Bitcoin, è la moneta del futuro?

Bitcoin, è la moneta del futuro?

Prende il via con questo articolo una serie di appuntamenti per affrontare il tema Bitcoin, la nuova moneta elettronica che potrebbe rivoluzionare il futuro. L'argomento è particolarmente complesso e iniziamo affrontando il nodo più ostico: i principi su cui si basa il sistema ideato da Satoshi Nakamoto nel 2009.

di Andrea Bai pubblicato il nel canale Mercato
 

La proof of work

Nel sistema proposto da Satoshi Nakamoto il timestamp server non è centralizzato, ma distribuito su una rete peer-to-peer. L'implementazione di un timestamp server su una rete p2p implica l'impiego di un sistema basato su proof-of-work, cioè di un sistema che garantisca che ciascun elemento della catena (ovvero un blocco che contiene un gruppo di transazioni e una marcatura temporale) è stato creato compiendo un determinato lavoro e quindi sia sconveniente poterlo alterare, dal momento che per alterare un elemento della catena sarà necessario compiere nuovamente un lavoro e così su tutti gli eventuali elementi successivi.

Una proof-of-work è un frammento di informazione difficile da produrre così che possa soddisfare determinati requisiti. Di contro deve essere semplice verificare se la proof-of-work soddisfa i requisiti. Spesso la produzione di una proof-of-work è un processo casuale a bassa probabilità, che implica in media numerose prove ed errori prima che sia possibile generare una proof-of-work valida.

Nel caso specifico del sistema Bitcoin, la proof-of-work è rappresentata dalla ricerca di un valore che combinato al contenuto del blocco e applicando ad essi una funzione crittografica di hash SHA-256, si ottenga come risultato un valore che incominci con una sequenza predeterminata di 0. La proof-of-work per la rete timestamp viene implementata incrementando un elemento all'interno del blocco, chiamato nonce, fino a quando non viene individuato il valore del nonce che restituisca il risultato voluto.

Facciamo un esempio: dobbiamo lavorare su un elemento (poniamo la stringa "Ciao Mondo"!) in maniera tale che il nostro obiettivo sia quello di individuare quella sua variazione la quale, applicata una funzione di hash, restituisca come risultato un valore che inizia con una sequenza di 0. Si opererà variando la stringa con l'aggiunta di un intero (il nonce) alla sua fine, incrementandolo ad ogni tentativo. Una volta che la combinazione tra l'elemento originario, il nonce e la funzione di hash restituirà il risultato voluto, il valore del nonce rappresenta la nostra proof-of-work.

La proof-of-work viene utilizzata nel sistema per la generazione dei blocchi, è di fatto legata ai dati presenti in ciascun blocco ed è necessaria affinché i blocchi possano essere verificati e accettati. Nel sistema bitcoin la difficoltà di esecuzione del lavoro per individuare la proof-of-work è regolata in maniera tale da limitare il tasso con cui vengono generati i blocchi ad uno ogni 10 minuti in media. La bassa probabilità di generazione della proof-of-work rende di fatto impossibile prevedere quale nodo della rete sarà capace di generare il prossimo blocco.

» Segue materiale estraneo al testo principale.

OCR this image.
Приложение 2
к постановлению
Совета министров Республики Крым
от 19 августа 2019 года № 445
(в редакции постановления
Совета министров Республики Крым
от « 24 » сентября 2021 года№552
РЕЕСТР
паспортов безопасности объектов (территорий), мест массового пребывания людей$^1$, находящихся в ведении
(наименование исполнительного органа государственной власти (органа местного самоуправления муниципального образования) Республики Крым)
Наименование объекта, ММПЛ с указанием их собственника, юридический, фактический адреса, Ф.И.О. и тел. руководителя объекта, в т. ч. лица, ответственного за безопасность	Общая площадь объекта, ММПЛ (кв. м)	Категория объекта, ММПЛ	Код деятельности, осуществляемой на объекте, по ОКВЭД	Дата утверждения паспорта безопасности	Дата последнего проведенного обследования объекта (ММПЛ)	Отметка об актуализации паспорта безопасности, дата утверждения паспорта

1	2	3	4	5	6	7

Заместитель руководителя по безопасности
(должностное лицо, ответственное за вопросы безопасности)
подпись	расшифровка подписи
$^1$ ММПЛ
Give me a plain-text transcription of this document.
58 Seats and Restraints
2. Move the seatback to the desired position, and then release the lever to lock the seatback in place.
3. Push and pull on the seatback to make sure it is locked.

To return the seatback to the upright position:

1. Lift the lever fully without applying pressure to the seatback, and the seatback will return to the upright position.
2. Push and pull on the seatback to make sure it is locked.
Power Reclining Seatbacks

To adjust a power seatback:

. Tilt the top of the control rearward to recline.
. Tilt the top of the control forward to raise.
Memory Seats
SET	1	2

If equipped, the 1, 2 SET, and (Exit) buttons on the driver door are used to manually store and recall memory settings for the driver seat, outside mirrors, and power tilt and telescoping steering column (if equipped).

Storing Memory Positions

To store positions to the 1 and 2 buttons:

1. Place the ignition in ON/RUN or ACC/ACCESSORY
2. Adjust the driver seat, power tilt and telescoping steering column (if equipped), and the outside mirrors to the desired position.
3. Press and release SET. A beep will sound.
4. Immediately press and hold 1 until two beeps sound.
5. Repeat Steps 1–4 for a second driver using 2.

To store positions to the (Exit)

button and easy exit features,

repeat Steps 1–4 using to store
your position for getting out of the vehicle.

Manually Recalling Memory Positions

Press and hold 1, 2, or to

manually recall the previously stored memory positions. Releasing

A questo punto sarà facile comprendere che una volta che vengono effettuati tutti i calcoli per verificare la proof-of-work, non è più possibile cambiare il blocco ed il suo contenuto senza rieseguire il lavoro. Ciascun blocco contiene inoltre l'hash del blocco precedente, il che va a formare una concatenazione di stretta interdipendenza. Ed ecco il motivo per il quale l'eventuale cambiamento di un blocco implica anche il cambiamento di tutti i blocchi successivi, cioè rieseguire tutti i calcoli per l'individuazione delle proof-of-work di ciascun blocco. Di conseguenza se la maggior parte di potenza computazionale è controllata da nodi onesti, la catena onesta crescerà più velocemente superando qualsiasi catena concorrente.